第465話 ただいま、リドアス
天也が日本に帰り、今度はリンたちの番だ。
「レオラ、ヴィルさんも元気で」
「我らは神だ。いつでもお前たちの前に現れてやろう」
「ふふっ。皆さんも、お元気で」
一抹の寂しさを感じているのか、レオラがそっぽを向く。その仕草を見て、ヴィルは小さく微笑んだ。

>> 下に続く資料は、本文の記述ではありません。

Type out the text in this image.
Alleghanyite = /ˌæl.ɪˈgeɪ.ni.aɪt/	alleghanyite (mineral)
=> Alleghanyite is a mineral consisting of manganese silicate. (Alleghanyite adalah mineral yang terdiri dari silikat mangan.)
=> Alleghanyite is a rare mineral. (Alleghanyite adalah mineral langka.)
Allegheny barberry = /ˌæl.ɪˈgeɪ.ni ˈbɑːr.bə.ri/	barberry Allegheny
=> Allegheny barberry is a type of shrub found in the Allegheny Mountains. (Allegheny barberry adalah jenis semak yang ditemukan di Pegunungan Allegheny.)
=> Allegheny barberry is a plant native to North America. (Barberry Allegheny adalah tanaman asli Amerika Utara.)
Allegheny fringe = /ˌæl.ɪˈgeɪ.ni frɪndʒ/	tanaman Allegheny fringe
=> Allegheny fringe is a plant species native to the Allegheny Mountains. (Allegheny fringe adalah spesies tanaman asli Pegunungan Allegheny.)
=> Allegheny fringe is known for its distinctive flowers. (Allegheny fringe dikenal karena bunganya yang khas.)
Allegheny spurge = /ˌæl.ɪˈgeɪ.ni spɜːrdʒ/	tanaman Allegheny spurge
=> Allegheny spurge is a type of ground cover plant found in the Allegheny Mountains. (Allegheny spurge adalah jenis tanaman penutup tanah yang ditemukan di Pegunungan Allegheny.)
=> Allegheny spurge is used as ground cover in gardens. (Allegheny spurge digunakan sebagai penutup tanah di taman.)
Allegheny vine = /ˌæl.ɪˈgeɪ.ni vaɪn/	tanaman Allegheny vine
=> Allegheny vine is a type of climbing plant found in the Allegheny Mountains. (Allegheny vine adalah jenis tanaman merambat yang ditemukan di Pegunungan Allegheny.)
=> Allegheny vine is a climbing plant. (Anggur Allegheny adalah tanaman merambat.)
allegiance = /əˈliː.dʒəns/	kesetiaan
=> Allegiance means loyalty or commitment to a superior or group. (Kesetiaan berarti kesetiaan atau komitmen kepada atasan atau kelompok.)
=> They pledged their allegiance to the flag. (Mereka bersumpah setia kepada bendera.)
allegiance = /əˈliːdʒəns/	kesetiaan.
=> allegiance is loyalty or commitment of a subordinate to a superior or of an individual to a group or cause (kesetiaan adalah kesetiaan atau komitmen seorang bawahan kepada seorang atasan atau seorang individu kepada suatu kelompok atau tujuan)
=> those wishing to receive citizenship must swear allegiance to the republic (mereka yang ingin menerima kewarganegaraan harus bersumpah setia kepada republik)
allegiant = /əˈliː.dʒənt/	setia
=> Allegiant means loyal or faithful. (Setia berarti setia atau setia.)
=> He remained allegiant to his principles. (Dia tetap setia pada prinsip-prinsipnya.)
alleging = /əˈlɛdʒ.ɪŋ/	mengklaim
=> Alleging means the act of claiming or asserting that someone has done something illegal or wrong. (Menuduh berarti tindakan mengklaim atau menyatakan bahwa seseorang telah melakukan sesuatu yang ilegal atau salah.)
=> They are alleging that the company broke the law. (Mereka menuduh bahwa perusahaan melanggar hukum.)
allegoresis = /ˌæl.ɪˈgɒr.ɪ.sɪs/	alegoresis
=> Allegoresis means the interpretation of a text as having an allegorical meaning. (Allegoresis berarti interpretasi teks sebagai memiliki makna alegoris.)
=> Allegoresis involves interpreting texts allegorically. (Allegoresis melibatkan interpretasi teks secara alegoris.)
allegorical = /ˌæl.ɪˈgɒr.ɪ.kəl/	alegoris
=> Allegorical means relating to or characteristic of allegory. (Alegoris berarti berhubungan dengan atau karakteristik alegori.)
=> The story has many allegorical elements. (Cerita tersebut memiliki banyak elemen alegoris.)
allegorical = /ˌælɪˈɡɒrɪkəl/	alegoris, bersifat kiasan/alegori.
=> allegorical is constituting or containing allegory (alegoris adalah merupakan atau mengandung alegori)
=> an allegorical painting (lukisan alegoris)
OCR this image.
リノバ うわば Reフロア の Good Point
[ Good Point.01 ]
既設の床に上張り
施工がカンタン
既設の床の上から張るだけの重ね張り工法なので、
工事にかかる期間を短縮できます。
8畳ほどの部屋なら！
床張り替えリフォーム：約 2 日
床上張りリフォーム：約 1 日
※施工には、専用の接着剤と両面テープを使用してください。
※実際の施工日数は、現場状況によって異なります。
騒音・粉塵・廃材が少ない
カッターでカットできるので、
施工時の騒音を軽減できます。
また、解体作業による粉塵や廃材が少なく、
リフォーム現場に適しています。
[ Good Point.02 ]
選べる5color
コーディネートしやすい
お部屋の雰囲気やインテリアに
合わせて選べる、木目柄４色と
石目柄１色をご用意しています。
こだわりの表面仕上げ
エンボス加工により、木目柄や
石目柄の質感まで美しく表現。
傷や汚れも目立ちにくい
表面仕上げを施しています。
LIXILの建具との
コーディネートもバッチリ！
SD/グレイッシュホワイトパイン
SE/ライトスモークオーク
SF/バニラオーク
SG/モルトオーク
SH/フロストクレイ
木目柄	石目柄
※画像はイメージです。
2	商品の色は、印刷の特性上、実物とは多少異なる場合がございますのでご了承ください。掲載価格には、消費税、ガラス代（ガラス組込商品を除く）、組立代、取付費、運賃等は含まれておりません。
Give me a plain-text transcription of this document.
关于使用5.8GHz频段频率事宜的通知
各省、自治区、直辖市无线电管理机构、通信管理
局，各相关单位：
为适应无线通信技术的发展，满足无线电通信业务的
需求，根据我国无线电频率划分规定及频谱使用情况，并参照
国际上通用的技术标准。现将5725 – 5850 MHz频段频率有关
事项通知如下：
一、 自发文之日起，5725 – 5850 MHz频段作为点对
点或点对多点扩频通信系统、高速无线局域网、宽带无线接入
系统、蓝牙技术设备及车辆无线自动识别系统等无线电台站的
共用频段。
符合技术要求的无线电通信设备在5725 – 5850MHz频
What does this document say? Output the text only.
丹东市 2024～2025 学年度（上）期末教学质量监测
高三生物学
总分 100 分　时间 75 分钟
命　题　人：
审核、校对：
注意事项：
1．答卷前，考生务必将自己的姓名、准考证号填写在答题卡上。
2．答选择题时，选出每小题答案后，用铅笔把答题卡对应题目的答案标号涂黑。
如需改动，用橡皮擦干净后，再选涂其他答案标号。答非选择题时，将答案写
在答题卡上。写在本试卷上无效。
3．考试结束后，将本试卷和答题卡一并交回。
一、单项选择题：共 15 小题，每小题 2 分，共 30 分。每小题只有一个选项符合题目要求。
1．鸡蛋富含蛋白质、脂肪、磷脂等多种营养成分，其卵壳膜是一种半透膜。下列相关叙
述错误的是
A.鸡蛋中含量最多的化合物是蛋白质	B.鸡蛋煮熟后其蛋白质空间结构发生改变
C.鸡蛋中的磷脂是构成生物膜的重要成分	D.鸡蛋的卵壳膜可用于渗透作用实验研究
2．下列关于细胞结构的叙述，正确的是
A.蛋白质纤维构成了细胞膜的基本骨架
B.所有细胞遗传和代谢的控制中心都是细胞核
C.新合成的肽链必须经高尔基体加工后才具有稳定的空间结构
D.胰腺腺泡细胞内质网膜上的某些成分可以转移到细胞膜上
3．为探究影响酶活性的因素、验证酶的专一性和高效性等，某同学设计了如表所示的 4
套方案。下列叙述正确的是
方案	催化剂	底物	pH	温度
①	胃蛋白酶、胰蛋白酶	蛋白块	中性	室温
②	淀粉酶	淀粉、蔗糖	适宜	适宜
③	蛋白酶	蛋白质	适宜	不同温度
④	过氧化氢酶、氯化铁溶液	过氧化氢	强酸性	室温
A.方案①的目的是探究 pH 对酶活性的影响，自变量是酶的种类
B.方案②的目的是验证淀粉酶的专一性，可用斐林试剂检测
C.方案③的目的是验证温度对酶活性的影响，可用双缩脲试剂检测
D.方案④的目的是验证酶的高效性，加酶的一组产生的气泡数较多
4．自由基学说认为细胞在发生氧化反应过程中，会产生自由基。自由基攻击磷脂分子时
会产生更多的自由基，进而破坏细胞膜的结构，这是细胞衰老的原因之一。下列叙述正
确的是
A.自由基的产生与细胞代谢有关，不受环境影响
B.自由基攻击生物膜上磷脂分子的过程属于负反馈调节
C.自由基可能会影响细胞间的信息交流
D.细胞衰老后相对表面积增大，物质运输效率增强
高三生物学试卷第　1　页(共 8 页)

彼らの傍に立っていた甘音は、濡れた瞳で瞬きをしながら、必死に笑顔を作っていた。
「たくさん、ありがとうございました。また、絶対遊びに来てね!」
「勿論。元気でね、甘音」
「はいっ」
これ以上居ては、折角泣くのを我慢している甘音の頑張りが無駄になりそうだ。晶穂は甘音を離すと、そっと頭を撫でた。
「わたしたちこそ、ありがとう」
「晶穂さん……」
潤む目をこすり、甘音は笑う。
二人の様子を見ていたリンは、晶穂に頷かれて出発を決めた。
「そろそろ行きましょう。文里さんたちも待ってます」
「そうだね。ユキたちも行くよ」
ジェイスに呼ばれ、年少組は名残惜しげに頷いた。それぞれにリュックを背負い、年長組の傍に駆けて来る。
「じゃあ、また」
「ああ。リドアス近くに扉を開こう」
レオラが指を鳴らすと、何もなかった場所に扉が一つ現れた。それを開き、レオラは微笑む。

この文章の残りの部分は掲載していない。